Publié le 5 juillet 2018 | LEAP

Quel sens aurait la vie sans une fin ?
Comment imaginer qu’un jour l’envers de la vie se volatilisera comme de la fumée en fuite ?
Quel aurait donc le sens du dixit d’Edwige Danticat, nous disant que « la mort n’est qu’un voyage qu’on commence dès notre naissance » ?

Telles sont les questions pertinentes que plus d’un se posent à longueur de journée.

Carl Withsler B. dit Benoit d’Afrique, à travers ce recueil de poèmes, écrit à larme en lieu et place d’encre, ne compte en aucun cas faire un quelconque panorama au sujet de la mort, il n’a pas non plus tendance à la nier pour la simple raison que cette dernière ne s’avère pas une mode, un malaise passager, encore moins une intempérie de la vie, mais qu’elle fait partie de l’être humain. Ceci dit, là où il y l’âme il est impératif que la mort y soit également . Et tout comme la parole est le propre de l’homme au sens où les bêtes n’ont pas cette faculté, la mort l’est aussi. Elle habite notre partie la plus intime, notre cœur.
Triste que cela puisse être, elle nous baisera tous un jour. Il faut juste que l’on garde les jambes bien ouvertes !!!

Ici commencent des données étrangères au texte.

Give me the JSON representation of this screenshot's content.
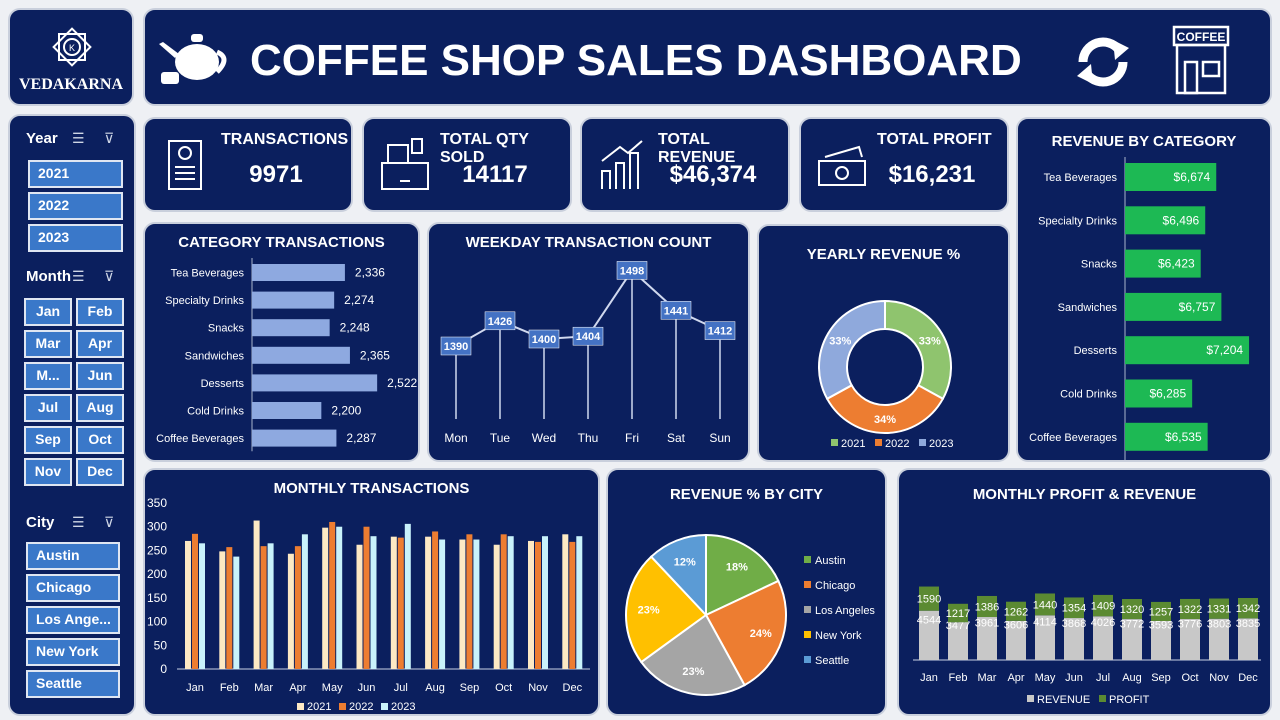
{
  "header": {
    "title": "COFFEE SHOP SALES DASHBOARD",
    "logo_text": "VEDAKARNA",
    "shop_sign": "COFFEE"
  },
  "slicers": {
    "year": {
      "label": "Year",
      "items": [
        "2021",
        "2022",
        "2023"
      ]
    },
    "month": {
      "label": "Month",
      "items": [
        "Jan",
        "Feb",
        "Mar",
        "Apr",
        "M...",
        "Jun",
        "Jul",
        "Aug",
        "Sep",
        "Oct",
        "Nov",
        "Dec"
      ]
    },
    "city": {
      "label": "City",
      "items": [
        "Austin",
        "Chicago",
        "Los Ange...",
        "New York",
        "Seattle"
      ]
    }
  },
  "kpis": [
    {
      "label": "TRANSACTIONS",
      "value": "9971",
      "icon": "receipt-icon"
    },
    {
      "label": "TOTAL QTY SOLD",
      "value": "14117",
      "icon": "cash-register-icon"
    },
    {
      "label": "TOTAL REVENUE",
      "value": "$46,374",
      "icon": "bar-chart-icon"
    },
    {
      "label": "TOTAL PROFIT",
      "value": "$16,231",
      "icon": "money-icon"
    }
  ],
  "colors": {
    "panel": "#0b1f5e",
    "y2021": "#fde9c4",
    "y2022": "#ed7d31",
    "y2023": "#c9f2fb",
    "green": "#1db954",
    "revenue": "#c8c8c8",
    "profit": "#5b8a32"
  },
  "chart_data": [
    {
      "id": "category_transactions",
      "type": "bar",
      "title": "CATEGORY TRANSACTIONS",
      "orientation": "horizontal",
      "categories": [
        "Tea Beverages",
        "Specialty Drinks",
        "Snacks",
        "Sandwiches",
        "Desserts",
        "Cold Drinks",
        "Coffee Beverages"
      ],
      "values": [
        2336,
        2274,
        2248,
        2365,
        2522,
        2200,
        2287
      ],
      "labels": [
        "2,336",
        "2,274",
        "2,248",
        "2,365",
        "2,522",
        "2,200",
        "2,287"
      ]
    },
    {
      "id": "weekday",
      "type": "line",
      "title": "WEEKDAY TRANSACTION COUNT",
      "categories": [
        "Mon",
        "Tue",
        "Wed",
        "Thu",
        "Fri",
        "Sat",
        "Sun"
      ],
      "values": [
        1390,
        1426,
        1400,
        1404,
        1498,
        1441,
        1412
      ]
    },
    {
      "id": "yearly_revenue",
      "type": "pie",
      "title": "YEARLY REVENUE %",
      "donut": true,
      "categories": [
        "2021",
        "2022",
        "2023"
      ],
      "values": [
        33,
        34,
        33
      ],
      "labels": [
        "33%",
        "34%",
        "33%"
      ],
      "colors": [
        "#8fc46e",
        "#ed7d31",
        "#8fa9dc"
      ],
      "legend": "bottom"
    },
    {
      "id": "revenue_by_category",
      "type": "bar",
      "title": "REVENUE BY CATEGORY",
      "orientation": "horizontal",
      "categories": [
        "Tea Beverages",
        "Specialty Drinks",
        "Snacks",
        "Sandwiches",
        "Desserts",
        "Cold Drinks",
        "Coffee Beverages"
      ],
      "values": [
        6674,
        6496,
        6423,
        6757,
        7204,
        6285,
        6535
      ],
      "labels": [
        "$6,674",
        "$6,496",
        "$6,423",
        "$6,757",
        "$7,204",
        "$6,285",
        "$6,535"
      ]
    },
    {
      "id": "monthly_transactions",
      "type": "bar",
      "title": "MONTHLY TRANSACTIONS",
      "categories": [
        "Jan",
        "Feb",
        "Mar",
        "Apr",
        "May",
        "Jun",
        "Jul",
        "Aug",
        "Sep",
        "Oct",
        "Nov",
        "Dec"
      ],
      "ylim": [
        0,
        350
      ],
      "yticks": [
        "0",
        "50",
        "100",
        "150",
        "200",
        "250",
        "300",
        "350"
      ],
      "legend": "bottom",
      "series": [
        {
          "name": "2021",
          "values": [
            270,
            248,
            313,
            243,
            298,
            262,
            279,
            279,
            273,
            262,
            270,
            284
          ]
        },
        {
          "name": "2022",
          "values": [
            285,
            257,
            259,
            259,
            310,
            300,
            277,
            290,
            284,
            284,
            268,
            268
          ]
        },
        {
          "name": "2023",
          "values": [
            265,
            237,
            265,
            284,
            300,
            280,
            306,
            273,
            273,
            280,
            280,
            280
          ]
        }
      ]
    },
    {
      "id": "revenue_by_city",
      "type": "pie",
      "title": "REVENUE % BY CITY",
      "categories": [
        "Austin",
        "Chicago",
        "Los Angeles",
        "New York",
        "Seattle"
      ],
      "values": [
        18,
        24,
        23,
        23,
        12
      ],
      "labels": [
        "18%",
        "24%",
        "23%",
        "23%",
        "12%"
      ],
      "colors": [
        "#70ad47",
        "#ed7d31",
        "#a5a5a5",
        "#ffc000",
        "#5b9bd5"
      ],
      "legend": "right"
    },
    {
      "id": "monthly_profit_revenue",
      "type": "bar",
      "stacked": true,
      "title": "MONTHLY PROFIT & REVENUE",
      "categories": [
        "Jan",
        "Feb",
        "Mar",
        "Apr",
        "May",
        "Jun",
        "Jul",
        "Aug",
        "Sep",
        "Oct",
        "Nov",
        "Dec"
      ],
      "legend": "bottom",
      "series": [
        {
          "name": "REVENUE",
          "values": [
            4544,
            3477,
            3961,
            3606,
            4114,
            3868,
            4026,
            3772,
            3593,
            3776,
            3803,
            3835
          ]
        },
        {
          "name": "PROFIT",
          "values": [
            1590,
            1217,
            1386,
            1262,
            1440,
            1354,
            1409,
            1320,
            1257,
            1322,
            1331,
            1342
          ]
        }
      ]
    }
  ]
}
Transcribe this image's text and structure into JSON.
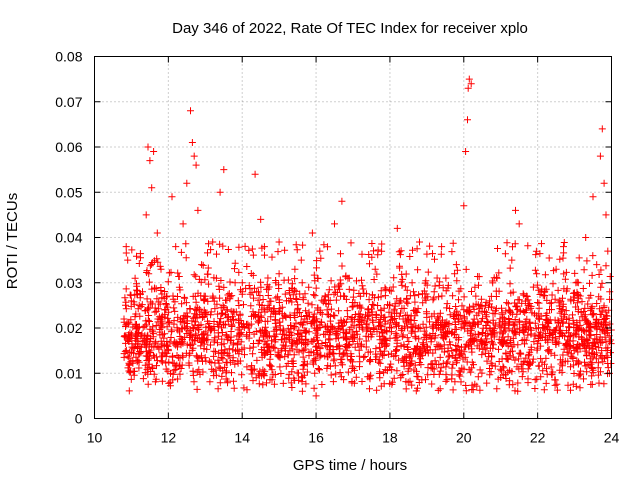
{
  "chart_data": {
    "type": "scatter",
    "title": "Day 346 of 2022, Rate Of TEC Index for receiver xplo",
    "xlabel": "GPS time / hours",
    "ylabel": "ROTI / TECUs",
    "xlim": [
      10,
      24
    ],
    "ylim": [
      0,
      0.08
    ],
    "x_ticks": [
      10,
      12,
      14,
      16,
      18,
      20,
      22,
      24
    ],
    "x_tick_labels": [
      "10",
      "12",
      "14",
      "16",
      "18",
      "20",
      "22",
      "24"
    ],
    "y_ticks": [
      0,
      0.01,
      0.02,
      0.03,
      0.04,
      0.05,
      0.06,
      0.07,
      0.08
    ],
    "y_tick_labels": [
      "0",
      "0.01",
      "0.02",
      "0.03",
      "0.04",
      "0.05",
      "0.06",
      "0.07",
      "0.08"
    ],
    "grid": true,
    "marker": "+",
    "color": "#ff0000",
    "series": [
      {
        "name": "ROTI",
        "points": [
          [
            10.8,
            0.022
          ],
          [
            10.85,
            0.018
          ],
          [
            10.9,
            0.035
          ],
          [
            10.95,
            0.012
          ],
          [
            11.0,
            0.026
          ],
          [
            11.1,
            0.031
          ],
          [
            11.2,
            0.019
          ],
          [
            11.3,
            0.028
          ],
          [
            11.4,
            0.045
          ],
          [
            11.45,
            0.06
          ],
          [
            11.5,
            0.057
          ],
          [
            11.55,
            0.051
          ],
          [
            11.6,
            0.059
          ],
          [
            11.7,
            0.041
          ],
          [
            11.8,
            0.033
          ],
          [
            11.9,
            0.024
          ],
          [
            12.0,
            0.015
          ],
          [
            12.05,
            0.008
          ],
          [
            12.1,
            0.049
          ],
          [
            12.2,
            0.038
          ],
          [
            12.3,
            0.029
          ],
          [
            12.4,
            0.043
          ],
          [
            12.5,
            0.052
          ],
          [
            12.6,
            0.068
          ],
          [
            12.65,
            0.061
          ],
          [
            12.7,
            0.058
          ],
          [
            12.75,
            0.056
          ],
          [
            12.8,
            0.046
          ],
          [
            12.9,
            0.034
          ],
          [
            13.0,
            0.027
          ],
          [
            13.1,
            0.021
          ],
          [
            13.2,
            0.039
          ],
          [
            13.3,
            0.031
          ],
          [
            13.4,
            0.05
          ],
          [
            13.5,
            0.055
          ],
          [
            13.6,
            0.024
          ],
          [
            13.7,
            0.018
          ],
          [
            13.8,
            0.012
          ],
          [
            13.9,
            0.022
          ],
          [
            14.0,
            0.028
          ],
          [
            14.2,
            0.019
          ],
          [
            14.35,
            0.054
          ],
          [
            14.5,
            0.044
          ],
          [
            14.6,
            0.038
          ],
          [
            14.7,
            0.025
          ],
          [
            14.8,
            0.016
          ],
          [
            15.0,
            0.032
          ],
          [
            15.2,
            0.026
          ],
          [
            15.4,
            0.02
          ],
          [
            15.6,
            0.035
          ],
          [
            15.8,
            0.029
          ],
          [
            15.9,
            0.041
          ],
          [
            16.0,
            0.005
          ],
          [
            16.1,
            0.037
          ],
          [
            16.3,
            0.024
          ],
          [
            16.5,
            0.043
          ],
          [
            16.7,
            0.048
          ],
          [
            16.9,
            0.031
          ],
          [
            17.0,
            0.018
          ],
          [
            17.2,
            0.027
          ],
          [
            17.4,
            0.022
          ],
          [
            17.6,
            0.033
          ],
          [
            17.8,
            0.014
          ],
          [
            18.0,
            0.025
          ],
          [
            18.2,
            0.042
          ],
          [
            18.4,
            0.02
          ],
          [
            18.6,
            0.03
          ],
          [
            18.8,
            0.039
          ],
          [
            19.0,
            0.016
          ],
          [
            19.2,
            0.028
          ],
          [
            19.4,
            0.038
          ],
          [
            19.6,
            0.021
          ],
          [
            19.8,
            0.034
          ],
          [
            20.0,
            0.047
          ],
          [
            20.05,
            0.059
          ],
          [
            20.1,
            0.066
          ],
          [
            20.12,
            0.073
          ],
          [
            20.15,
            0.075
          ],
          [
            20.2,
            0.074
          ],
          [
            20.3,
            0.029
          ],
          [
            20.5,
            0.019
          ],
          [
            20.7,
            0.026
          ],
          [
            20.9,
            0.031
          ],
          [
            21.1,
            0.022
          ],
          [
            21.3,
            0.035
          ],
          [
            21.4,
            0.046
          ],
          [
            21.5,
            0.043
          ],
          [
            21.7,
            0.024
          ],
          [
            21.9,
            0.017
          ],
          [
            22.1,
            0.028
          ],
          [
            22.3,
            0.021
          ],
          [
            22.5,
            0.033
          ],
          [
            22.7,
            0.038
          ],
          [
            22.9,
            0.026
          ],
          [
            23.1,
            0.03
          ],
          [
            23.3,
            0.04
          ],
          [
            23.5,
            0.049
          ],
          [
            23.6,
            0.034
          ],
          [
            23.7,
            0.058
          ],
          [
            23.75,
            0.064
          ],
          [
            23.8,
            0.052
          ],
          [
            23.85,
            0.045
          ],
          [
            23.9,
            0.037
          ],
          [
            23.95,
            0.028
          ]
        ],
        "dense_band": {
          "x_range": [
            10.8,
            24.0
          ],
          "y_typical_range": [
            0.006,
            0.035
          ],
          "y_center": 0.018,
          "approx_points": 2600
        }
      }
    ]
  }
}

« L’enfant n’est pas mort » de Carl nous livre méticuleusement la clef de son univers poétique dont la thématique vacille entre une puissance de charge lyrisme tantôt tragique, tantôt intimiste, nourri de spleen et de solitude. Chaque mot du texte charrie une tristesse rongeante et aigue, trouant le cœur et l’âme. De ses tendres mots, il a su fouailler les recoins ombreux de la vie pour l’accouchement de ce texte inouï. Un texte pas comme les autres !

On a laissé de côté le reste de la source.